Ze knikt: „Dat is inderdaad onvoorstelbaar snel. Helemaal in vergelijking met de verhalen die ik wel eens over de Nederlandse aanpak hoor. Bij jullie moeten mensen vaak veel langer op uitslagen wachten.” Een kleine zucht ontsnapt aan haar lippen. „Het is erg om te merken dat ze in Ostercappeln op dagelijkse basis patiënten moeten opereren. Je hoort zó vaak dat mensen kwaadaardige tumoren blijken te hebben…”

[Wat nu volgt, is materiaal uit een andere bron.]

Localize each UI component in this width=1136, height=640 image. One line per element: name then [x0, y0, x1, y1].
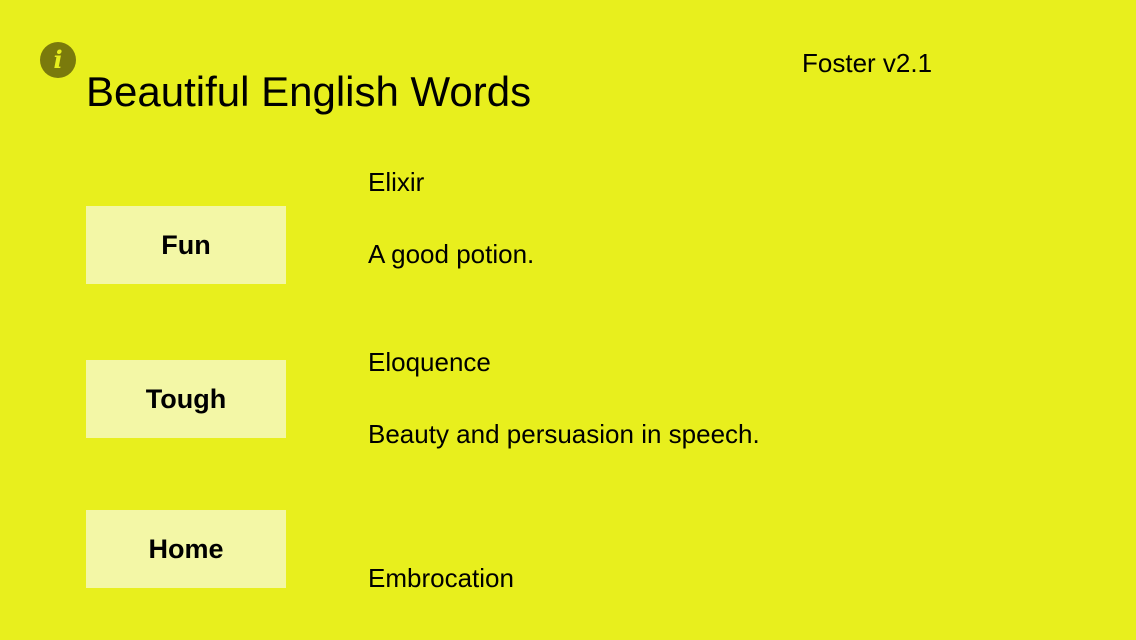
info-icon[interactable]: i [40, 42, 76, 78]
tough-button[interactable]: Tough [86, 360, 286, 438]
word-elixir: Elixir [368, 167, 425, 197]
word-embrocation: Embrocation [368, 563, 514, 593]
word-eloquence: Eloquence [368, 347, 491, 377]
page-title: Beautiful English Words [86, 68, 532, 115]
home-button[interactable]: Home [86, 510, 286, 588]
version-label: Foster v2.1 [802, 48, 933, 78]
definition-eloquence: Beauty and persuasion in speech. [368, 419, 760, 449]
definition-elixir: A good potion. [368, 239, 535, 269]
info-glyph: i [53, 44, 63, 74]
fun-button[interactable]: Fun [86, 206, 286, 284]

Arie ging in juni onder het mes. „Die ingreep is goed verlopen”, vervolgt Cea. „De instelling waar hij kwam te liggen, is gespecialiseerd in het behandelen van longkanker. Om zijn lichaam zo optimaal mogelijk te houden, heeft hij vijf keer een infuus met vitaminen gehad. Daarnaast krijgt hij preventief een serie van 28 bestralingen. Op 24 september staat de laatste behandeling gepland. Daarna wordt bekeken hoe het ervoor staat. We hopen natuurlijk met heel ons hart dat alles dan achter de rug is.”

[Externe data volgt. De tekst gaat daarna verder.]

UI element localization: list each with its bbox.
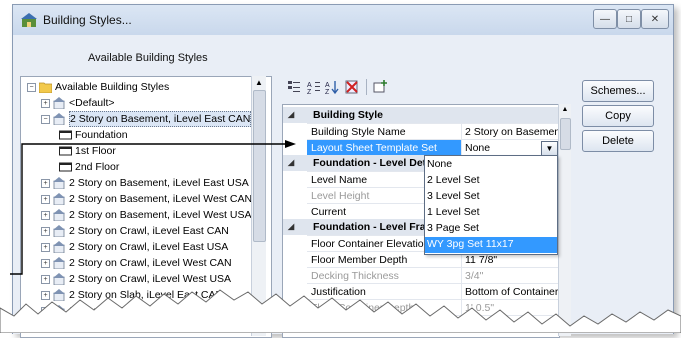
- property-toolbar: AZ AZ: [282, 76, 552, 98]
- schemes-button[interactable]: Schemes...: [582, 80, 654, 102]
- template-set-dropdown-list[interactable]: None 2 Level Set 3 Level Set 1 Level Set 3 P…: [424, 155, 558, 255]
- scroll-up-icon[interactable]: ▲: [254, 78, 264, 88]
- tree-item[interactable]: 1st Floor: [21, 143, 271, 159]
- close-button[interactable]: ✕: [641, 9, 669, 29]
- svg-text:A: A: [307, 82, 312, 89]
- tree-item-label: 2 Story on Crawl, iLevel West CAN: [69, 257, 232, 269]
- dropdown-option[interactable]: 3 Level Set: [425, 189, 557, 205]
- property-name: Decking Thickness: [311, 270, 399, 282]
- tree-item-label: Available Building Styles: [55, 81, 170, 93]
- building-icon: [53, 225, 66, 238]
- tree-item-label: Foundation: [75, 129, 128, 141]
- tree-item[interactable]: +2 Story on Crawl, iLevel West CAN: [21, 255, 271, 271]
- title-bar[interactable]: Building Styles... — □ ✕: [13, 5, 673, 35]
- building-icon: [53, 241, 66, 254]
- collapse-icon[interactable]: −: [27, 83, 36, 92]
- dropdown-option[interactable]: 2 Level Set: [425, 173, 557, 189]
- torn-edge-decoration: [0, 289, 681, 333]
- expand-icon[interactable]: +: [41, 275, 50, 284]
- level-icon: [59, 145, 72, 157]
- dropdown-option[interactable]: None: [425, 157, 557, 173]
- tree-item[interactable]: 2nd Floor: [21, 159, 271, 175]
- property-name: Layout Sheet Template Set: [307, 140, 461, 156]
- folder-icon: [38, 81, 53, 94]
- tree-item[interactable]: + <Default>: [21, 95, 271, 111]
- panel-title: Available Building Styles: [88, 52, 208, 64]
- svg-text:Z: Z: [307, 89, 312, 95]
- grid-section-label: Building Style: [313, 109, 384, 121]
- tree-item[interactable]: Foundation: [21, 127, 271, 143]
- tree-item-label: 1st Floor: [75, 145, 116, 157]
- building-app-icon: [21, 13, 37, 27]
- collapse-triangle-icon[interactable]: ◢: [288, 219, 294, 235]
- collapse-icon[interactable]: −: [41, 115, 50, 124]
- grid-property-row[interactable]: Building Style Name 2 Story on Basement: [307, 123, 559, 140]
- delete-icon[interactable]: [344, 79, 360, 95]
- building-icon: [53, 209, 66, 222]
- window-title: Building Styles...: [43, 13, 132, 27]
- tree-item-label: <Default>: [69, 97, 115, 109]
- expand-icon[interactable]: +: [41, 179, 50, 188]
- level-icon: [59, 129, 72, 141]
- grid-scroll-thumb[interactable]: [560, 118, 571, 150]
- building-icon: [53, 177, 66, 190]
- building-icon: [53, 193, 66, 206]
- tree-item[interactable]: +2 Story on Crawl, iLevel West USA: [21, 271, 271, 287]
- tree-item[interactable]: +2 Story on Basement, iLevel West USA: [21, 207, 271, 223]
- expand-icon[interactable]: +: [41, 243, 50, 252]
- collapse-triangle-icon[interactable]: ◢: [288, 155, 294, 171]
- building-icon: [53, 257, 66, 270]
- tree-item[interactable]: − 2 Story on Basement, iLevel East CAN: [21, 111, 271, 127]
- tree-item[interactable]: +2 Story on Crawl, iLevel East CAN: [21, 223, 271, 239]
- building-icon: [53, 113, 66, 126]
- minimize-button[interactable]: —: [593, 9, 617, 29]
- column-divider: [461, 140, 462, 156]
- scroll-up-icon[interactable]: ▲: [560, 106, 570, 116]
- dropdown-option[interactable]: 1 Level Set: [425, 205, 557, 221]
- property-value[interactable]: 2 Story on Basement: [465, 124, 559, 140]
- tree-item[interactable]: +2 Story on Basement, iLevel East USA: [21, 175, 271, 191]
- property-name: Building Style Name: [311, 126, 406, 138]
- tree-scroll-thumb[interactable]: [253, 90, 266, 242]
- tree-item-label: 2 Story on Crawl, iLevel East CAN: [69, 225, 229, 237]
- tree-item[interactable]: +2 Story on Basement, iLevel West CAN: [21, 191, 271, 207]
- collapse-triangle-icon[interactable]: ◢: [288, 107, 294, 123]
- tree-item[interactable]: +2 Story on Crawl, iLevel East USA: [21, 239, 271, 255]
- tree-item-label: 2 Story on Basement, iLevel West CAN: [69, 193, 253, 205]
- dropdown-option[interactable]: WY 3pg Set 11x17: [425, 237, 557, 253]
- building-icon: [53, 97, 66, 110]
- delete-button[interactable]: Delete: [582, 130, 654, 152]
- tree-item-label: 2nd Floor: [75, 161, 120, 173]
- grid-property-row[interactable]: Layout Sheet Template Set None ▼: [307, 139, 559, 156]
- expand-icon[interactable]: +: [41, 195, 50, 204]
- toolbar-divider: [366, 79, 367, 95]
- property-value[interactable]: 3/4": [465, 268, 559, 284]
- new-icon[interactable]: [372, 79, 388, 95]
- expand-icon[interactable]: +: [41, 211, 50, 220]
- sort-az-icon[interactable]: AZ: [324, 79, 340, 96]
- expand-icon[interactable]: +: [41, 99, 50, 108]
- copy-button[interactable]: Copy: [582, 105, 654, 127]
- alphabetical-icon[interactable]: AZ: [306, 79, 322, 96]
- dropdown-option[interactable]: 3 Page Set: [425, 221, 557, 237]
- column-divider: [461, 268, 462, 284]
- tree-item-label: 2 Story on Crawl, iLevel West USA: [69, 273, 232, 285]
- categorized-icon[interactable]: [286, 79, 302, 95]
- expand-icon[interactable]: +: [41, 259, 50, 268]
- level-icon: [59, 161, 72, 173]
- grid-property-row[interactable]: Decking Thickness 3/4": [307, 267, 559, 284]
- maximize-button[interactable]: □: [617, 9, 641, 29]
- tree-item-label: 2 Story on Basement, iLevel East USA: [69, 177, 249, 189]
- svg-text:A: A: [325, 82, 330, 89]
- tree-item-label: 2 Story on Basement, iLevel West USA: [69, 209, 252, 221]
- building-icon: [53, 273, 66, 286]
- tree-item-label: 2 Story on Crawl, iLevel East USA: [69, 241, 229, 253]
- tree-item[interactable]: − Available Building Styles: [21, 79, 271, 95]
- column-divider: [461, 124, 462, 140]
- tree-item-label: 2 Story on Basement, iLevel East CAN: [69, 111, 252, 127]
- grid-section-header[interactable]: ◢ Building Style: [283, 107, 559, 123]
- svg-text:Z: Z: [325, 89, 330, 95]
- expand-icon[interactable]: +: [41, 227, 50, 236]
- dropdown-arrow-icon[interactable]: ▼: [541, 141, 558, 156]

Cea, die sinds zes jaar haar leven met Arie deelt, is even stil en zegt dan: „We zijn van het begin van onze relatie een twee-eenheid geweest. De laatste tijd zijn we nóg dichter naar elkaar toe gegroeid. We zeiden meteen tegen elkaar: ’Hier gaan we samen doorheen’.”
„Ten tijde van de ziekenhuisopname ben ik niet van de zijde van Arie geweken. Drie weken lang had ik intern een slaapkamer waardoor ik van ’s morgens half zeven tot ’s avonds half negen bij hem kon zijn. Dat was heel fijn omdat je elkaar juist in zo’n rotperiode keihard nodig hebt.”
Kaarsjes
Ze schudt haar hoofd: „Ik heb niet zo veel met het branden van kaarsjes, maar ik ben wel gelovig. Iedere avond vouw ik mijn handen en bid ik voor kracht en voor een goede afloop.”

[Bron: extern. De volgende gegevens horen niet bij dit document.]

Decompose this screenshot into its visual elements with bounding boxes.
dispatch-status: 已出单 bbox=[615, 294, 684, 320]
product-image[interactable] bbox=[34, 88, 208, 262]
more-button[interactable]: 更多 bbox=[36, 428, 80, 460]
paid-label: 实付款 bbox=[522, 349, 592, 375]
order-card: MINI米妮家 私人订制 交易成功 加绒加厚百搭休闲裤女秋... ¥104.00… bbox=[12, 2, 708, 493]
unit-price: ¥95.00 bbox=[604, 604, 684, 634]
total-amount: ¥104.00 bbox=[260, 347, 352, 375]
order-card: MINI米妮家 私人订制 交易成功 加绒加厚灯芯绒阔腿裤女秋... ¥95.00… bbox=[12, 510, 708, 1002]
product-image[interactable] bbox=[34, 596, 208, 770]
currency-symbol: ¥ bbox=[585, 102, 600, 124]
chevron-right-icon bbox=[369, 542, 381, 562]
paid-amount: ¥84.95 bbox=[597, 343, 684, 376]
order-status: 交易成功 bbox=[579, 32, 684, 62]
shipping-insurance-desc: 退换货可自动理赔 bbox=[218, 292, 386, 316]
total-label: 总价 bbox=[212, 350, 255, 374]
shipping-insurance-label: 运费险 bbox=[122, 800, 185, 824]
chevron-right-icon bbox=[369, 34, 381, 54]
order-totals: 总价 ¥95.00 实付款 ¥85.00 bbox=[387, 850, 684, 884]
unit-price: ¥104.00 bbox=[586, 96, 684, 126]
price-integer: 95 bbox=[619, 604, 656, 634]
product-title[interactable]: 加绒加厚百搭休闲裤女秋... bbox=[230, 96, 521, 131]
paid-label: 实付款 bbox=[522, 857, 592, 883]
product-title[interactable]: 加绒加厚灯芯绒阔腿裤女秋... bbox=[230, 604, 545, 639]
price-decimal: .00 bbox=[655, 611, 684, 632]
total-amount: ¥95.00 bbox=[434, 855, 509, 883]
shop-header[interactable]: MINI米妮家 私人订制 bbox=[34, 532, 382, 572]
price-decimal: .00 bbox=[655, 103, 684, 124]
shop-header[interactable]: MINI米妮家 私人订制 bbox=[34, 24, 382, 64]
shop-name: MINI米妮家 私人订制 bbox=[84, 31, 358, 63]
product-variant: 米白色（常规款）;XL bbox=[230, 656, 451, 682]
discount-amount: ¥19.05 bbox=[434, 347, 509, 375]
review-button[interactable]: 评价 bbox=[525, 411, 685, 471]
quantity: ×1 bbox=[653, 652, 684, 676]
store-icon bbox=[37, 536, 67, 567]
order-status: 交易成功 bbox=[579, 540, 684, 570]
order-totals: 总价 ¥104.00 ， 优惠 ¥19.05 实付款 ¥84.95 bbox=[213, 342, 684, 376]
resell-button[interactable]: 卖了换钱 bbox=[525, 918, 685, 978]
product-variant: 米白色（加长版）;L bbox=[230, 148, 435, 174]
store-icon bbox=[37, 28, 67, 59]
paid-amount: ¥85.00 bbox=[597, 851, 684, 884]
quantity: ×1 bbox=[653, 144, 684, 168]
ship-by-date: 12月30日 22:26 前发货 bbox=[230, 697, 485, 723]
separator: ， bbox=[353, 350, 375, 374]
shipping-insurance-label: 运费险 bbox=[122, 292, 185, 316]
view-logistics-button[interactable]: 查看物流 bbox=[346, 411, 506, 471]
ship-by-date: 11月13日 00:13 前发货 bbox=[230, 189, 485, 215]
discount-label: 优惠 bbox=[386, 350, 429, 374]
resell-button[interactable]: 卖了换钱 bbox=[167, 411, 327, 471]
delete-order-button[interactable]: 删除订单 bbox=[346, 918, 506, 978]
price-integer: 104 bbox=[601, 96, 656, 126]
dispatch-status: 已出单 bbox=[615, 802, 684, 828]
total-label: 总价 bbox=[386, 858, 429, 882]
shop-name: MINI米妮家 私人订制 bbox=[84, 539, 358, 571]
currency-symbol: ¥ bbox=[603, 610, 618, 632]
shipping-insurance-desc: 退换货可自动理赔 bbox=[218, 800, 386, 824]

De kleine dingen in het leven zijn voor Arie en Cea nog belangrijker geworden dan voorheen. „We zijn laatst weer opa en oma geworden van twee prachtige kleinzoons. Dat zijn zulke mooie momenten, die je nóg scherper ziet als het leven tegen zit. We zijn gek op onze kinderen en kleinkinderen en omringen ons zo veel mogelijk met hun positieve aanwezigheid.”
Positief
Bewonderend zegt Cea over haar man: „Ik heb zo veel respect voor de manier waarop Arie omgaat met de hele situatie. Hij blijft ondanks alles heel positief en zelfs opgewekt. Hij laat alles heel gelaten en gewillig over zich heen komen. En dat is volgens mij de beste manier.”
„Wat de toekomst brengt, kan niemand ons voorspellen”, besluit ze. „Eén ding weet ik wel: Arie en ik laten ons er niet onder krijgen. We zijn hoopvol en hebben groot vertrouwen in de artsen. En we plukken iedere dag. Sámen!”